Importing coal just isn’t an option in my opinion. As I say, it’s dirtier and the countries that produce it are very unlikely to be bothered by the climate impact so we’re basically pushing the problem elsewhere. Not only that, the transport impact from having to carry coal from Columbia to the UK also makes it worse. So when campaigners purport that closure of the last Welsh coal mine is an environmental win, well I’m sorry but it’s utter bollocks. It’s virtual signalling in my opinion (for reasons mentioned above).
These statistics are not official so I may be wrong, but from articles I’ve read over the last few months here’s an overview of the statistics:
- Employed by the Mine itself: 115 employees
- Employed in Industry supported by the coal: 4000 at Port Talbot steel works
Obviously the 115 employees at the mine itself will be lost and Tata Steel (who own Port Talbot steel works) have confirmed that around 3/4 of the workforce are at risk. That’s over 3000 jobs being lost in the Valleys. And that’s without even accounting for jobs lost in ancillary services. That is a major blow to the area – an area which has suffered ever since the closure of their previous major industry – yup you’ve guessed it… the collieries.
No one could deny that it was dirty work and came with more than it’s fair share of risk. I don’t need to mention mining disasters as Senghenydd (where 440 men lost their lives). Nor do I need to mention the heartbreaking tragedy at Aberfan where 28 innocent little children lost their lives when the slag tip crushed the school.
These disasters are well documented and technologies change which means risks can be mitigated even further now.
From my visit to Big Pit at Blaenafon and the Welsh Coal Mining Experience in Rhondda back in April one thing that struck me was the deep sense of pride the coal miners had in being part of that industry. How could we swing from a deep sense of community spirit and pride in one’s work to this seemingly void existence? With the loss of so many jobs the economic blow will be hard but also is there going to be a loss of purpose?
The reports of Merthyr Tydfil residents celebrating the closure of Ffos Y Fran baffles me to be honest. Again I will caveat this statement by saying it’s easy for me not living in it’s shadow.

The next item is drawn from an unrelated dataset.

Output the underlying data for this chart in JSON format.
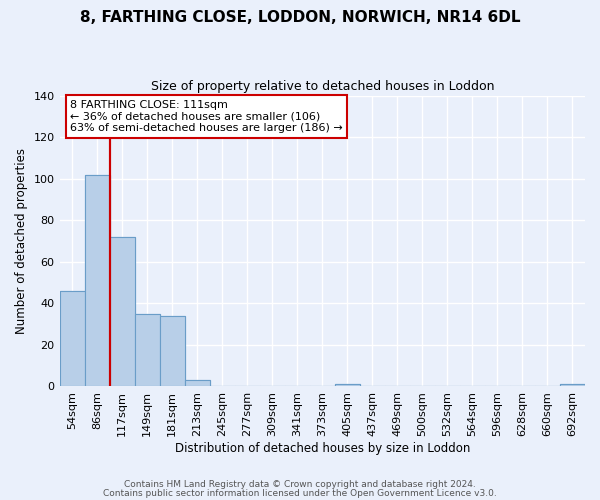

I find the whole situation sad to be honest. I find it akin to the loss of the slate industry here in North Wales. The loss of major industry has taken it’s toll on towns that were once thriving. Yes I’m thinking of Blaenau Ffestiniog here – a once thriving town now a shell of its former glory. A scene that I was reminded of when driving through the Rhondda valley.
Maybe I’m viewing the whole industry through rose tinted glasses… privileged in the fact that I never worked in the collieries. (And likely I’m viewing the slate industry with the same rose tinted glasses).